ICE, Child Porn, Ludicrous arguments and other such trivia

You can not seize a property without due process. With no advance notice, no commentary at all, it sets a very dangerous precedent. Your website IS personal property or business property. It should be subject to the same protections under the law that your home is. Once we allow ANY property to be seized without notice, we open a door that should not be opened.

Actually the asset seizure & forfeiture laws do allow them to seize property without any notice. Innocent people have had cash seized from them on the pretense that it must be drug money, cars seized if the cops find any evidence of drugs, homes seized if there are any marijuana plants growing on the property, etc. All without a trial, and in most cases, without the people ever being charged with a crime. The property itself is charged and if the owners want it back, they have to go to court and prove that it was obtained by 100% legal means and wasn’t used in the commission of any crime. Which, by all accounts, is an almost impossible task. Police departments all over the US look at asset seizure as a normal component of their yearly budget. Seize a bunch of stuff, auction it off, keep the profits.

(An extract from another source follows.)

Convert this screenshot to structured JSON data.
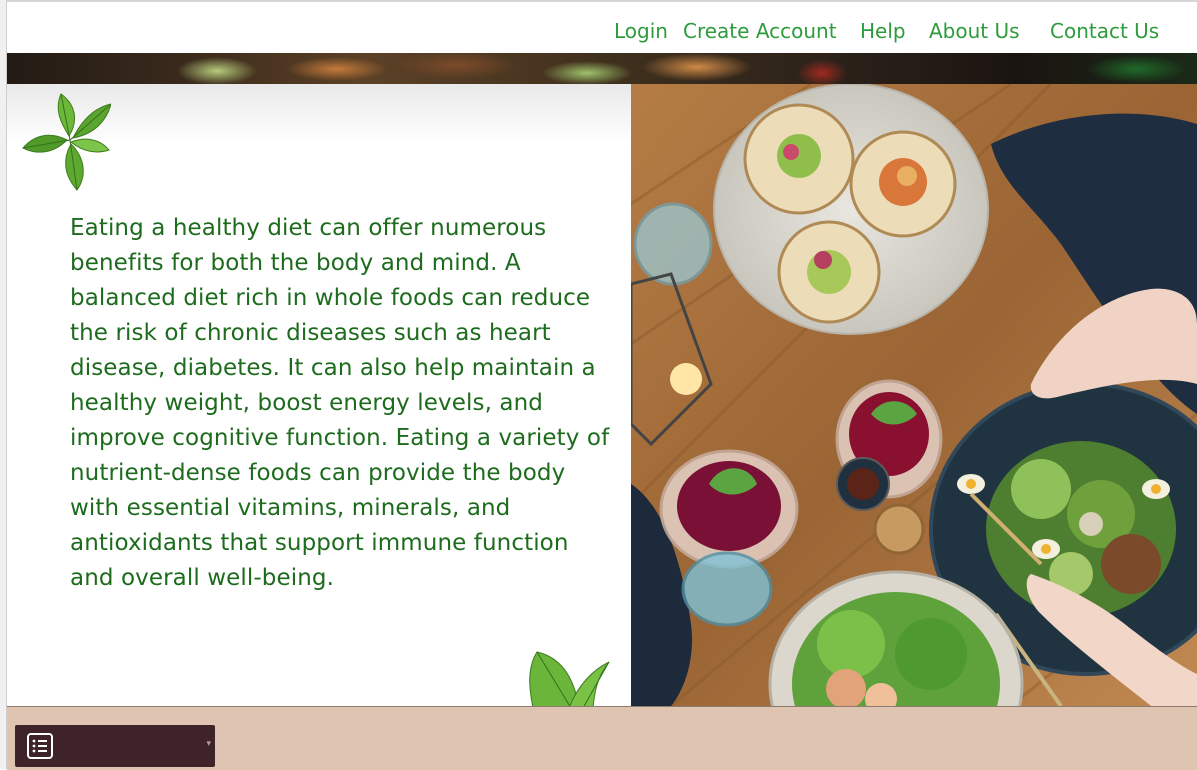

This has been happening for years in the “war on drugs” and unfortunately the feds have been looking to expand the seizure laws to other crimes as well.

snowburnt (profile) says:

3:1 odds

I have a problem with Terry Hart’s analysis. He claims that the only thing being confiscated is a Domain Name and that the content is not being restricted. As technically true as it is that all you’re doing is changing the IP address a single record in a single database the actual effect of such a change on a site like rojadirecta is tantamount to putting police tape around a kid’s toys store and posting a sign saying we suspect the owners are pedophiles because a pedophile lives within 50 miles and children frequent the store.

I think this is the huge problem with the SOPA/PIPA laws and the people enforcing online IP laws. They don’t truely understand what is involved with the technology and it’s effect on people’s lives. For every piracy site that will be taken down there will be dozens of skin-of-their-teeth small businesses that will be devastated by overly strict review of facts.

Sheogorath says:

Talking of Rojadirecta...

it’s still down, but you can Google the name to find alternatives. Also, and this might sound cruel, but I sent emails to the DOJ and Theresa May thanking them for the extradition of Richard O’Dwyer because it sets the precedent that US copyright law takes precedence over the UK’s. They now have two options; either admit that Mr. O’Dwyer committed no crime under UK law to keep copyright intact, or carry on and have point out in court that they set the precedent that we’re acting under as they try and sue us for infringement. That’s right, in the UK, copyright infringement is a civil offense.

Robert Scott Lawrence (profile) says:

Rojadirecta

Terrible argument by the government when it can’t show any criminal copyright infringement (because, inter alia, linking does not constitute copying), there is no statute criminalizing inducing (or secondary) copyright infringement (which is a civil violation), and the aiding and abetting laws do not allow for forfeiture.

Justice’s decision to move forward in spite of being wrong on the facts and the law is underscored by the Spanish court’s finding that what Rojadirecta was doing was perfectly legal in Spain, so the net result was that the U.S. government improperly seized the “.org” domain (because it was administered by a U.S. company) and Rojadirecta just moved all its operations to an “.es” extension.